10 May, 2013

Feeling wanted


The best time I enjoy in Switzerland is the weekends. It is not because of the weekend parties and time to rest. But on weekends I get the time to do some ministries. It is somehow turned out to be something good for my soul. I had the opportunity these two years to celebrate Eucharist in some of the old age homes. It touches my heart.

I love the way they look at the altar and the interest in participating in the Eucharist. Their intense attentiveness and the glance with some real hope when the prayers are said touch me in my heart. Then by wishing peace if I go to them at least in the front row, they take my hands in their palms and even though they may be able to say anything their touch speaks very loud.

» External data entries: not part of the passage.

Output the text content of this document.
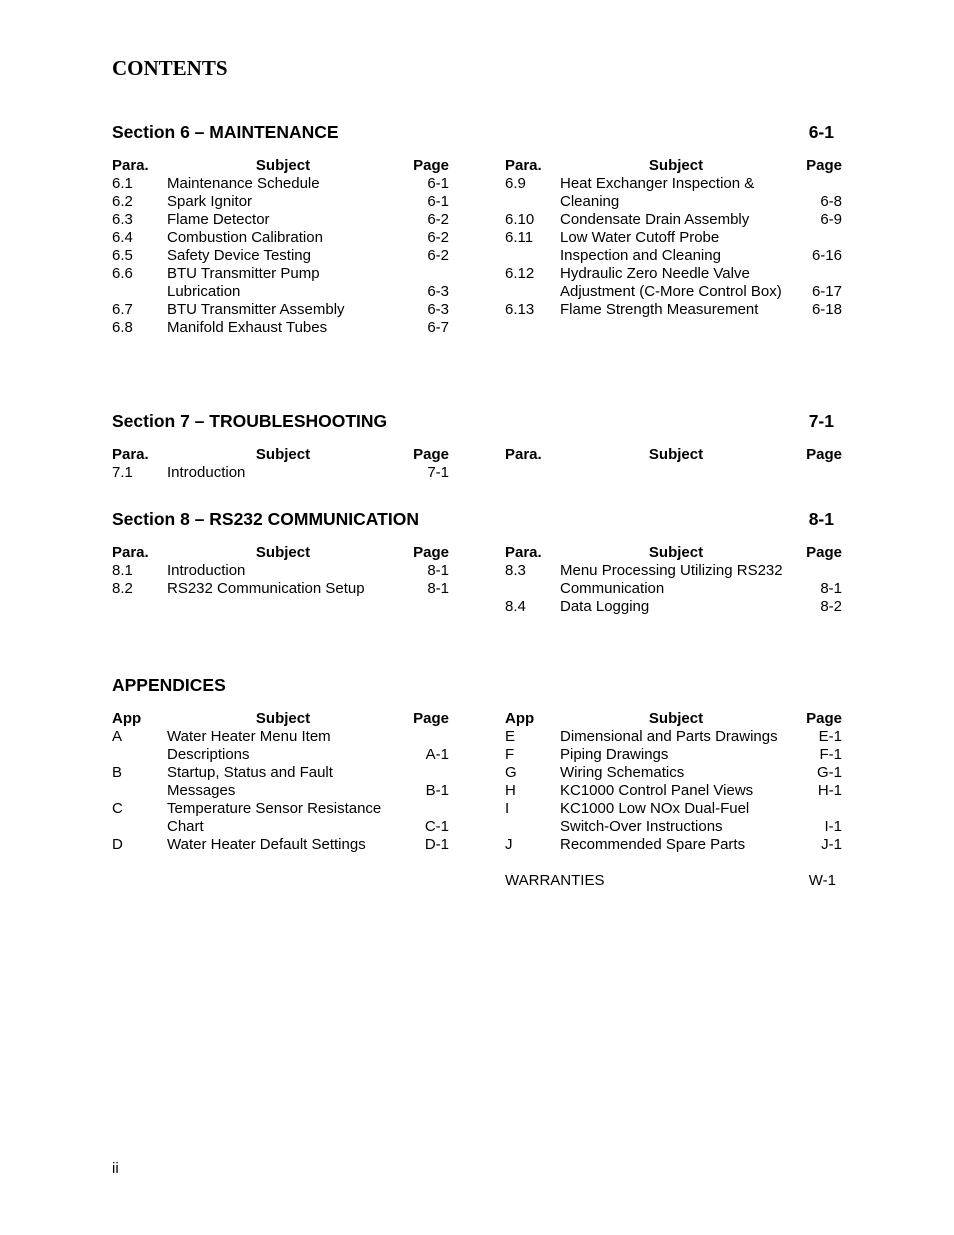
CONTENTS
Section 6 – MAINTENANCE	6-1
Para.	Subject	Page
6.1	Maintenance Schedule	6-1
6.2	Spark Ignitor	6-1
6.3	Flame Detector	6-2
6.4	Combustion Calibration	6-2
6.5	Safety Device Testing	6-2
6.6	BTU Transmitter Pump Lubrication	6-3
6.7	BTU Transmitter Assembly	6-3
6.8	Manifold Exhaust Tubes	6-7
Para.	Subject	Page
6.9	Heat Exchanger Inspection & Cleaning	6-8
6.10	Condensate Drain Assembly	6-9
6.11	Low Water Cutoff Probe Inspection and Cleaning	6-16
6.12	Hydraulic Zero Needle Valve Adjustment (C-More Control Box)	6-17
6.13	Flame Strength Measurement	6-18
Section 7 – TROUBLESHOOTING	7-1
Para.	Subject	Page
7.1	Introduction	7-1
Para.	Subject	Page
Section 8 – RS232 COMMUNICATION	8-1
Para.	Subject	Page
8.1	Introduction	8-1
8.2	RS232 Communication Setup	8-1
Para.	Subject	Page
8.3	Menu Processing Utilizing RS232 Communication	8-1
8.4	Data Logging	8-2
APPENDICES
App	Subject	Page
A	Water Heater Menu Item Descriptions	A-1
B	Startup, Status and Fault Messages	B-1
C	Temperature Sensor Resistance Chart	C-1
D	Water Heater Default Settings	D-1
App	Subject	Page
E	Dimensional and Parts Drawings	E-1
F	Piping Drawings	F-1
G	Wiring Schematics	G-1
H	KC1000 Control Panel Views	H-1
I	KC1000 Low NOx Dual-Fuel Switch-Over Instructions	I-1
J	Recommended Spare Parts	J-1
WARRANTIES	W-1
ii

Last year for the Easter I thought that since this is a special occasion I could go to each and every one in the chapel to wish them peace. Some eyes were wet. Some don’t want to leave my hand. Some ask me whether they knew me earlier.  

They just need a touch. They just want someone to spend time for them. They just want somebody to look at their eyes. The only very fact of so much feeling wanted, I feel from them make me more faithful in God. What is the other hope they have at this age when they knew that they are just on the summit of their own lives? Like to be just being available for those who feel wanted.

NB: one of my colleagues celebrates her 25th birthday and she is sad thinking that she is becoming old. Ok. The real old people may look and laugh at her mercilessly.